I must say I hadn’t realized quite how much vineyard there is at Lourensford – over 350 hectares, which is only about half of what is eventually planned. It’ll be the largest private estate in the country then, in terms of plantings. It’s only second-largest now, Chris told me; the current leader is Koopmanskloof (with 520 hectares – but they bottle very little under their own label).

The cellar is huge, and will happily take in all those grapes. Already the volumes coming out of it are astonishing – and even more astonishingly, perhaps, the wines in the new big-volume range, called River Garden, are selling well, and deservedly so. There are 300 000 bottles of the Sauvignon Blanc 2009 – starting to fade a little after a year on bottle, but still with plenty of firmly supported fruit. The River Garden Shiraz-Cab 2008 and a Rosé, with shiraz giving it some class, are both just off-dry for the sake of easy-going, easy-selling friendliness, and do that rather cynical job pretty well, and all these offer good value at R35-R40 off the farm.

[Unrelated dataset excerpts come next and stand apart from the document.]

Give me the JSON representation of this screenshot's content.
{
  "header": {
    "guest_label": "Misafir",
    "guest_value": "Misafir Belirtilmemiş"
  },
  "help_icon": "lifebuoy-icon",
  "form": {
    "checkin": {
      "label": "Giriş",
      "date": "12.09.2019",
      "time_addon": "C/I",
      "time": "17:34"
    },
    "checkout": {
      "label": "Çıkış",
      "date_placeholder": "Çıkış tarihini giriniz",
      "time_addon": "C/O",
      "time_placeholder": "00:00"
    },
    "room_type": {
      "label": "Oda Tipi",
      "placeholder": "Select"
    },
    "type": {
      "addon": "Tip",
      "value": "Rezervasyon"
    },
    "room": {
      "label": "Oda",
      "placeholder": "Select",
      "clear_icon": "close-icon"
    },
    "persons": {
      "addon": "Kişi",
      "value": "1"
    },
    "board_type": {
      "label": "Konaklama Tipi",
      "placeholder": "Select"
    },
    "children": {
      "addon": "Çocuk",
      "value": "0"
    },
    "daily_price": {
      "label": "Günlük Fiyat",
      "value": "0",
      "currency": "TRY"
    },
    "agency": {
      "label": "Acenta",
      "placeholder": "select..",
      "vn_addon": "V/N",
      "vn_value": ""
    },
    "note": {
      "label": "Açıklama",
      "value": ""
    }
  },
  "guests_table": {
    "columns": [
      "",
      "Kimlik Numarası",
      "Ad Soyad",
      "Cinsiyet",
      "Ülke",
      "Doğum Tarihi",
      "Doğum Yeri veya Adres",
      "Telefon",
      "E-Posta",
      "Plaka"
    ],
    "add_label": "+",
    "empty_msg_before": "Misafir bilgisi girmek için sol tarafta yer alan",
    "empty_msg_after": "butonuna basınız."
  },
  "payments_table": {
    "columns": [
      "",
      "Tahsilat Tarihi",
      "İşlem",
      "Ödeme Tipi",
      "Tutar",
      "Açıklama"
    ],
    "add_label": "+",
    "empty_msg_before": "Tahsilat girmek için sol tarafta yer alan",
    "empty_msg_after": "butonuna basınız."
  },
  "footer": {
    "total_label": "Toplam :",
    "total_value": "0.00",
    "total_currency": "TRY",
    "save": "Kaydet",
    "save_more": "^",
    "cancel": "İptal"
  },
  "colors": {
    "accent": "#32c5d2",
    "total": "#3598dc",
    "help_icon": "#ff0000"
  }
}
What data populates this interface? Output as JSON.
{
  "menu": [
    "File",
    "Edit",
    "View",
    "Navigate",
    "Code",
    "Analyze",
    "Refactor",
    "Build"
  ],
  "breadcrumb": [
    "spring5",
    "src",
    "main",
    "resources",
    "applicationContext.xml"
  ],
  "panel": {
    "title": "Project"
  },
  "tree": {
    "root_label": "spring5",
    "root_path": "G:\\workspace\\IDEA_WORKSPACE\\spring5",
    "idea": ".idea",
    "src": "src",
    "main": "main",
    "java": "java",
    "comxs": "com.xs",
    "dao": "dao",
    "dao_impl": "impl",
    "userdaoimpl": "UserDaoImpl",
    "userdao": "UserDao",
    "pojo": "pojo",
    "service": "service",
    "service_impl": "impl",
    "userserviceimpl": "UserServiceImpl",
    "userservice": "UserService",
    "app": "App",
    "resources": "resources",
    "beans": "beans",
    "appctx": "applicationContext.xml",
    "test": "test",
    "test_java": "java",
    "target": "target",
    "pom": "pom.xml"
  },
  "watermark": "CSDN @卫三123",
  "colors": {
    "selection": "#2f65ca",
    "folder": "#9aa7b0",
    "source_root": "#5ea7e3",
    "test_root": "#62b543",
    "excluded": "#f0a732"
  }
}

More interesting, of course, are the wines in the Lourensford Estate (under screwcap) and the new Winemaker’s Selection  ranges. Sauvignons again, of course – the Selection version with a fine leesy quality, a lot of greenness but hints of tropicality too, all clean and fresh and beautifully lingering. Reasonably priced, compared with many sauvignons, at R88. The Viognier is the same price, but I didn’t like it as much, finding both the alcohol and residual sugar a bit excessive. The Lourensford Chardonnay 09 which recently won the Chardonnay-du-Monde Trophy is certainly a good, fresh wine – not too showy, but with forward notes of cinnamon spice along with butterscotch hints and varietal citrus, quite rich and well-balanced.

Of the reds I tasted on my visit I most enjoyed those from the Rhône varieties. The Lourensford Shiraz 08 was ripe and showily attractive, but I preferred the Shiraz-Mourvèdre-Viognier – a little richer even, with concentrated, sweetish fruit, but with tannins better integrated and everything rather better balanced, and lingering longer. Delicious, actually! Both of them under screwcap; R80 and R91 respectively. The Winemaker’s Selection Syrah is R120 and under cork, rather more elegant and fragrant, with finer, less showy red fruit than the Shiraz (the synonyms for the same grape hinting at the stylistic difference, as often happens in South Africa).

It will be interesting to see what Lourensford comes to stand for in the years to come, now that it is starting to stand for something both coherent and worthwhile. The style here, for the serious, dry wines, seems to me to be something like “intelligent modernism” – with a focus on pure fruit, full ripeness at the price of a little elegance, a tendency to natural winemaking methods within reason (no acidification, for example) – but no full-bore

Tasting the Seventeen Hundred 2005 was a reminder of the best of the old regime at Lourensford. It was perfectly respectable, but a little dull, and rather drying out already. I gather that that name is going into mothballs rather than being definitively dropped. Perhaps it’ll be used when Chris Joubert is ready to come out with something stunning that will really mark Lourensford’s claim to be a worthy sharer of this great bit of edge-of-Stellenbosch terroir with Morgenster and Vergelegen – and Waterkloof just on the other side of Schaapenberg. Already, with the new broom on the right track, it has definitely turned the corner and things are looking decidedly rosy.